Monday, December 26, 2016

Polarizing Patterns of Politics

While American politics may seem like a big sloppy mess (and it is), it actually follows relatively predictable patterns. Basically, one party holds power until that power distances them from the people that they are supposed to represent, and then the other major party makes an appeal to those voters until the same thing happens. 

Around it goes, like a turd in a toilet.










This is why looking at a graph of US political leanings over an extended period of our history is like studying the tracks of a drunk snowmobiler. It swings widely in one direction and then the other, back and forth as if through imagined slaloms. Every once in a while, the whole cumbersome machine spins out of control, wildly in all directions. 

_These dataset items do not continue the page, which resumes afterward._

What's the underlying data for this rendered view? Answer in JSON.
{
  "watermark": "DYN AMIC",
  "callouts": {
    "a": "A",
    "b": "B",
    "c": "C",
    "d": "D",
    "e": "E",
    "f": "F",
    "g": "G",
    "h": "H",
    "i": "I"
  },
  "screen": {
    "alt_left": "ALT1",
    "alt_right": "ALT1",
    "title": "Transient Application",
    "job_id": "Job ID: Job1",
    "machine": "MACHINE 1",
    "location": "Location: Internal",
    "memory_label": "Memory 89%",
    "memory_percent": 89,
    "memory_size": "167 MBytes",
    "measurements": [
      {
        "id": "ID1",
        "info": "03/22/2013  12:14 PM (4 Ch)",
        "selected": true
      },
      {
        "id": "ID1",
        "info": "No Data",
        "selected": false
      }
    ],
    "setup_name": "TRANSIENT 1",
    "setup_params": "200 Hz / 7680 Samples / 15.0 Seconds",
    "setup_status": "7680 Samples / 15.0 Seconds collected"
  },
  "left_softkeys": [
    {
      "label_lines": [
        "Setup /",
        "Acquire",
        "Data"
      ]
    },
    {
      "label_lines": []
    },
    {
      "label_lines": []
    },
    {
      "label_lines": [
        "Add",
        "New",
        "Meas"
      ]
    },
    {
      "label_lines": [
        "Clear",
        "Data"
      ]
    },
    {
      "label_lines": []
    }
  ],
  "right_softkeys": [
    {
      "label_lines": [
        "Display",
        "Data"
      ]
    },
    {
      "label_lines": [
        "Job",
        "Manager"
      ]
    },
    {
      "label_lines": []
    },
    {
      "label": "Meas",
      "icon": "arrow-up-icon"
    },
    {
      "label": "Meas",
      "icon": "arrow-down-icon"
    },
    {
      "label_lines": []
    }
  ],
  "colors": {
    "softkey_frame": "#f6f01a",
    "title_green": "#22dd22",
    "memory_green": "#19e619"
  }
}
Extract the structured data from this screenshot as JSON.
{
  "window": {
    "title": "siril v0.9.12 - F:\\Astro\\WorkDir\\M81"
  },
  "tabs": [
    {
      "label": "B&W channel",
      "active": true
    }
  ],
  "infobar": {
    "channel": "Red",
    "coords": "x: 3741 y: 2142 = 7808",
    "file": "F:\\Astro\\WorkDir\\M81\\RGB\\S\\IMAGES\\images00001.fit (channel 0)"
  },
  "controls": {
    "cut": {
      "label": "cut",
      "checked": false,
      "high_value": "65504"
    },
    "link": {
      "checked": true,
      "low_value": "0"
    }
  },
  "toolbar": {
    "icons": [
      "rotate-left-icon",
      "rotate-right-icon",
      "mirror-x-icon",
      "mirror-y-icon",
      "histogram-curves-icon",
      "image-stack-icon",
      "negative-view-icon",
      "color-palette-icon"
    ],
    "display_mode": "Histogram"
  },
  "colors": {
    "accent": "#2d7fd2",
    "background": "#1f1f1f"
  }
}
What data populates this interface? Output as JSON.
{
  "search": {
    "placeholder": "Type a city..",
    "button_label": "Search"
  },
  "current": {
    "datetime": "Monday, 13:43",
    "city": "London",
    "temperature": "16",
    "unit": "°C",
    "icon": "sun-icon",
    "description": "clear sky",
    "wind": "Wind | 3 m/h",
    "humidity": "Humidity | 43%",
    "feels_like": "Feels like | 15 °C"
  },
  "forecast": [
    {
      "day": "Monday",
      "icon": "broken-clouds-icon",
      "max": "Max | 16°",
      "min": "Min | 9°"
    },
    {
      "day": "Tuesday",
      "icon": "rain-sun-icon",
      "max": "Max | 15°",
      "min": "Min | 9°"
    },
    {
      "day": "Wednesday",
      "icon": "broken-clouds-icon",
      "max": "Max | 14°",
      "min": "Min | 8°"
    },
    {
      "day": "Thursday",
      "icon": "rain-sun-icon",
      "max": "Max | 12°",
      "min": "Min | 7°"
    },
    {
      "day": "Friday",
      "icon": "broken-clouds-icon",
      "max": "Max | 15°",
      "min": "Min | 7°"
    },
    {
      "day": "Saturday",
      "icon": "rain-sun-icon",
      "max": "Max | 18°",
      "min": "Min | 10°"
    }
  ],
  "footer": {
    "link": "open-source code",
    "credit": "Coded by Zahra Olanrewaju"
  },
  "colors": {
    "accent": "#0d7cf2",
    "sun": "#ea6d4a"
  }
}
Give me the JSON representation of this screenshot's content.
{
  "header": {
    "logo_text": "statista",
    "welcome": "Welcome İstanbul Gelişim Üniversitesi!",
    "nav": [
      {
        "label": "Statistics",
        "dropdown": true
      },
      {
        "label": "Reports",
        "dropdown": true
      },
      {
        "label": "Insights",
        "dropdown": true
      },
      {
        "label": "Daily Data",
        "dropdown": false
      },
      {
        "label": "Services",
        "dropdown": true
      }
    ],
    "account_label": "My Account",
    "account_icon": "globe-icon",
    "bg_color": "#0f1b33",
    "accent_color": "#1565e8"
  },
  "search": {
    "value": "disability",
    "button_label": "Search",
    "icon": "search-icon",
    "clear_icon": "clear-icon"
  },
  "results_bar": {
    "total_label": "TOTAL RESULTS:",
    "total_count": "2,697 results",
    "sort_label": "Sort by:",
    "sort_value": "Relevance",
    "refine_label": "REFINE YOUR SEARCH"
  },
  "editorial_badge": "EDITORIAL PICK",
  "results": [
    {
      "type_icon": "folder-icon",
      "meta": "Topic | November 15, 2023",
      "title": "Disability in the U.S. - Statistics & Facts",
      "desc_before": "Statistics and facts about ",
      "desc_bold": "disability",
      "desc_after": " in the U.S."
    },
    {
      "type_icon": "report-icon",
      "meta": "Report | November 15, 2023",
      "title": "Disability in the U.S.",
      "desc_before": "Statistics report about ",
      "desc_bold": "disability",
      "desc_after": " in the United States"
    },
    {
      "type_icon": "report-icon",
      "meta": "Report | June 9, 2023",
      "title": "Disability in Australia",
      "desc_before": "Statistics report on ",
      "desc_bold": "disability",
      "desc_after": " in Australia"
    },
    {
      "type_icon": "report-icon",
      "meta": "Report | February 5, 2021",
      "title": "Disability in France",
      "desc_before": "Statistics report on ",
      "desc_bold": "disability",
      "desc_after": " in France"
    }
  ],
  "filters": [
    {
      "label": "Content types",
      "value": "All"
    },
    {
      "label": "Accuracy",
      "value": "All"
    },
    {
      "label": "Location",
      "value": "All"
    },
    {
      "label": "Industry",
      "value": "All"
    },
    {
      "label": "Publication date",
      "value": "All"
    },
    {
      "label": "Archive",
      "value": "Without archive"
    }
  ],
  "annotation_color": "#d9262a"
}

However, amidst the chaos, there is an underlying logic to it all. According to British political scientist Paul Allen Beck, American politics follows a three-part recurring cycle. First, there is the "realigning" period, which is when the major political parties are restructured with different coalitions, platforms and financial support. Then there is the "stable alignment," which is when the political parties maintain a consistent brand identity for an extended period of time, and the third stage is the "dealigning" period, where the political parties implode only to start the whole process over again.


John Travolta's career has followed a similar pattern. 










Beck claims that these political cycles repeat every thirty to forty years. When he wrote this article back in 1979, he accurately noted that American politics was then in a period of "dealigning," and as a result, he believed that the country would soon take a very different direction. The following year indeed brought us the Reagan Revolution -- and with it, the aggressive normalization of the neoliberal economic model throughout the world. A decade later, when the Berlin Wall finally fell, capitalism was declared the winner by TKO. Ever since, the free market has ruled the world virtually unopposed, though voices of dissent have steadily grown louder, particularly in recent years. 










In 1986, famed historian Arthur Schlesinger, Jr. wrote a book called The Cycles of American History that explores a very similar premise, while also touching on broader patterns of U.S. expansionism and isolationism, as well as economic cycles of boom and bust. His basic argument is that the whole point in understanding history -- this field of study to which he had dedicated much of his life -- is to learn from it so that the same mistakes shall not be repeated. 










The patterns that he descibes echo many of the ideas in Beck's model, which also seem to have played out in real life. Further, both of these authors would contend that we are once again in a period of political dealignment, to which leading scholars say, “Yeah… no shit.”